Age was both harder and easier. We just had to guess, based on size, species, and bark characteristics, but after we'd all taken our guesses on a half a dozen trees, Charlie grinned and pulled out one of those big screws they use to core trees. He showed us how to use it and we practiced counting rings, but it turns out he's cored most of the trees around here already and has most of their ages memorized. This is astounding, but in Charlie it isn't that surprising. These trees are his friends, and I know how old my friends are, after all. He showed us one that he says is exactly the same age he is. "It's grown faster than me, though," he commented.

This week he set us to reading the history of the landscape based on the shapes of bumps on the ground and what-not. There was a book we had to read to prepare for doing this, but I wasn't surprised that most of us couldn't see a fraction of what the author of the book evidently could. What did surprise me was that for once Charlie didn't seem to know much more about it than we did. He openly admitted that he didn't know the answers to most of the questions he was asking. I remember seeing a copy of the same book on Charlie's bookshelf and noticing that it seemed much less badly worn than the others. On a hunch, I've just checked its copyright date; the book is only three years old. Charlie's still learning, I guess.

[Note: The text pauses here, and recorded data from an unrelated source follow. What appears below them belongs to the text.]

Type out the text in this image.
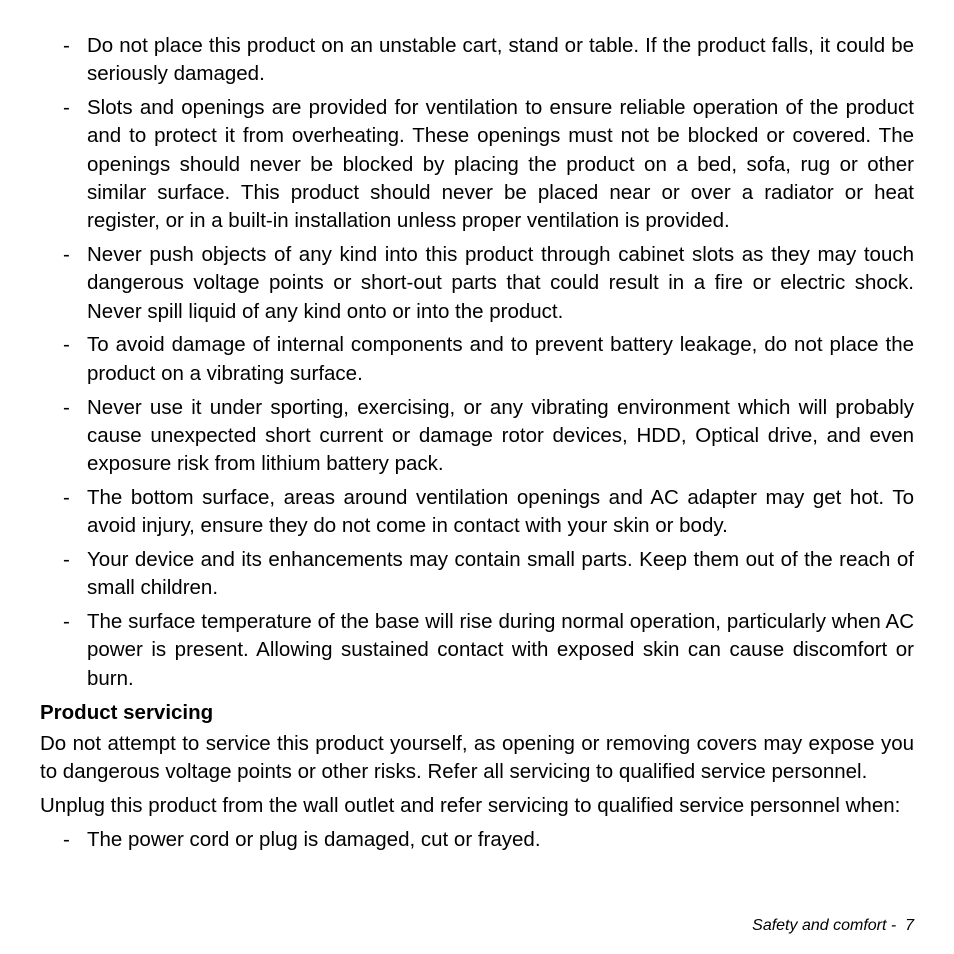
- Do not place this product on an unstable cart, stand or table. If the product falls, it could be seriously damaged.
- Slots and openings are provided for ventilation to ensure reliable operation of the product and to protect it from overheating. These openings must not be blocked or covered. The openings should never be blocked by placing the product on a bed, sofa, rug or other similar surface. This product should never be placed near or over a radiator or heat register, or in a built-in installation unless proper ventilation is provided.
- Never push objects of any kind into this product through cabinet slots as they may touch dangerous voltage points or short-out parts that could result in a fire or electric shock. Never spill liquid of any kind onto or into the product.
- To avoid damage of internal components and to prevent battery leakage, do not place the product on a vibrating surface.
- Never use it under sporting, exercising, or any vibrating environment which will probably cause unexpected short current or damage rotor devices, HDD, Optical drive, and even exposure risk from lithium battery pack.
- The bottom surface, areas around ventilation openings and AC adapter may get hot. To avoid injury, ensure they do not come in contact with your skin or body.
- Your device and its enhancements may contain small parts. Keep them out of the reach of small children.
- The surface temperature of the base will rise during normal operation, particularly when AC power is present. Allowing sustained contact with exposed skin can cause discomfort or burn.
Product servicing

Do not attempt to service this product yourself, as opening or removing covers may expose you to dangerous voltage points or other risks. Refer all servicing to qualified service personnel.

Unplug this product from the wall outlet and refer servicing to qualified service personnel when:

- The power cord or plug is damaged, cut or frayed.
Safety and comfort -  7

Bumps on the Ground that Tell a Story


Kayla is one of my classmates, now. I've been in classes with her before, but only because she liked to sit in on the lectures sometimes. This is the only class she's actually being graded on, and she's been taking it all year--Charlie offers it every semester, but since different things happen outdoors in different seasons, the course is always different. She says that in earlier semesters they counted amphibian eggs in vernal pools, took an inventory of road-killed animals over the course of a week, examined soil samples, picked apart scat, and dozens of other projects. I wish I'd spent all year when I was twelve or thirteen messing about outdoors.

I think this class is how Charlie teaches most of the students--everyone who isn't me--to begin growing some ears or eyes. Rick called it "building intimacy with the world." But this is also one of the most wondrous things we've done here yet. Like, Kit talks about magic, as do Greg and Joy and--Allen, of course, but his magic is of a different sort, though he keeps saying it isn't. Kayla says that over the summer they would sometimes have additional class meetings in the evenings, and on one of those Charlie took them to a clearing in the woods and played a recording of a barred owl--and the owls came, maybe a half dozen of them, and replied to the recording and then spoke to each other back and forth, a conclave of owls, and argument of owls, and sometimes one of them would fly across the clearing and Kayla would see it,for a moment, silhouetted against the stars. That is magic.

Also, Charlie seems to be having fun.